- ITA Consob published discussion paper on Takeover Bids in ITA in period 2007-2019.
- Study is focused on impact of Takeover Bids Directive on the Italian capital market.
- Analysis of takeover and exchange bids launched in Italy between 2007 and 2019.
- Brief historical excursus on genesis and evolution of EU and Italian takeover bids laws.
- Study focuses on characteristics of subjects participating in bids, consultants assisting.
- On purposes for which takeover bids are launched in Italy with particular attention to delisting; premiums of bids, acceptance rates and market performance of target firms.
- Based on proprietary database of more than 20,000 data items, while covering all bids launched during cited period, it focuses particularly on share bids.
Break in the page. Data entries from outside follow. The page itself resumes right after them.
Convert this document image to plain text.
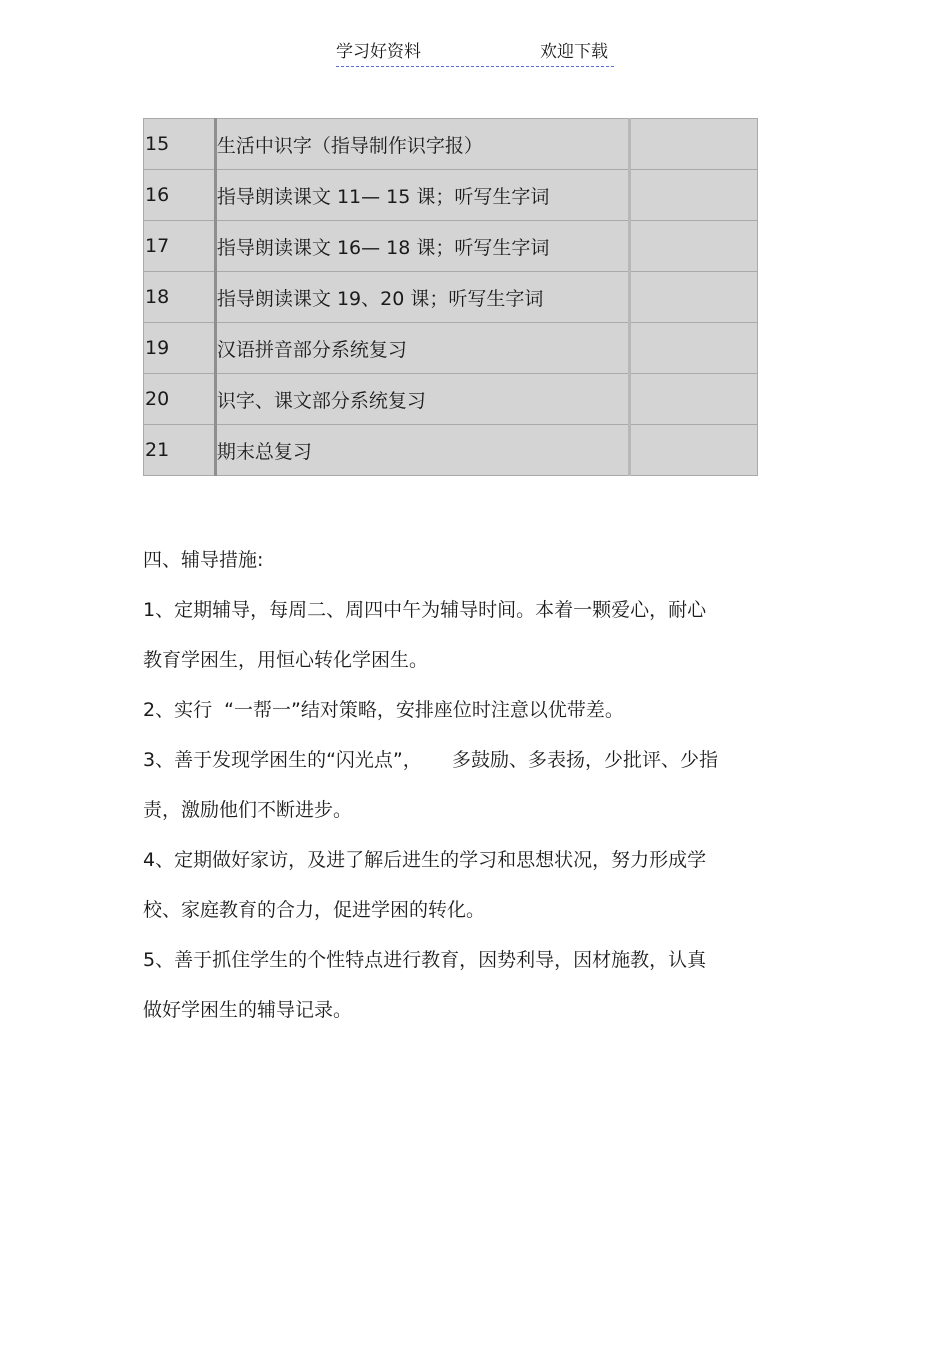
学习好资料	欢迎下载
15	生活中识字（指导制作识字报）	
16	指导朗读课文 11— 15 课；听写生字词	
17	指导朗读课文 16— 18 课；听写生字词	
18	指导朗读课文 19、20 课；听写生字词	
19	汉语拼音部分系统复习	
20	识字、课文部分系统复习	
21	期末总复习	

四、辅导措施:

1、定期辅导，每周二、周四中午为辅导时间。本着一颗爱心，耐心

教育学困生，用恒心转化学困生。

2、实行  “一帮一”结对策略，安排座位时注意以优带差。

3、善于发现学困生的“闪光点”，     多鼓励、多表扬，少批评、少指

责，激励他们不断进步。

4、定期做好家访，及进了解后进生的学习和思想状况，努力形成学

校、家庭教育的合力，促进学困的转化。

5、善于抓住学生的个性特点进行教育，因势利导，因材施教，认真

做好学困生的辅导记录。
- Re share bids it emerges that less than half of bids on shares are related to changes in control and that only a narrow minority are classifiable as hostile takeovers.
- In most cases, bids provided for delisting program both as own purpose (voluntary bids to withdraw from listings promoted by controlling shareholder).
- Also as objective associated with change of control; data show recent growth trend in incidence of delisting increased from 50% to 90% over the last 5 years of analysis.
- These figures are interesting not only in terms of absolute value but also per increased average size of companies, propensity to delist occurred in non-bearish market phase.
- Average premium paid to shareholders is approximately 13%, with higher values in bids aimed at a business combination and voluntary bids.
- Returns, both absolute/relative to index, of shares offered show negative values on average i.e. excess return is -5.9% in following 12 months and -6.9% after 3 years.
- By differentiating results according to voluntary or mandatory nature of the bids.
- All ex-post return configurations are significantly lower in the case of mandatory bids.
- It does not claim to draw policy considerations/prospects for reform of current rules.
- But proposes analytical and objective framework that leaves available to scholars, regulators, market operators, evidence potentially suitable for future contributions.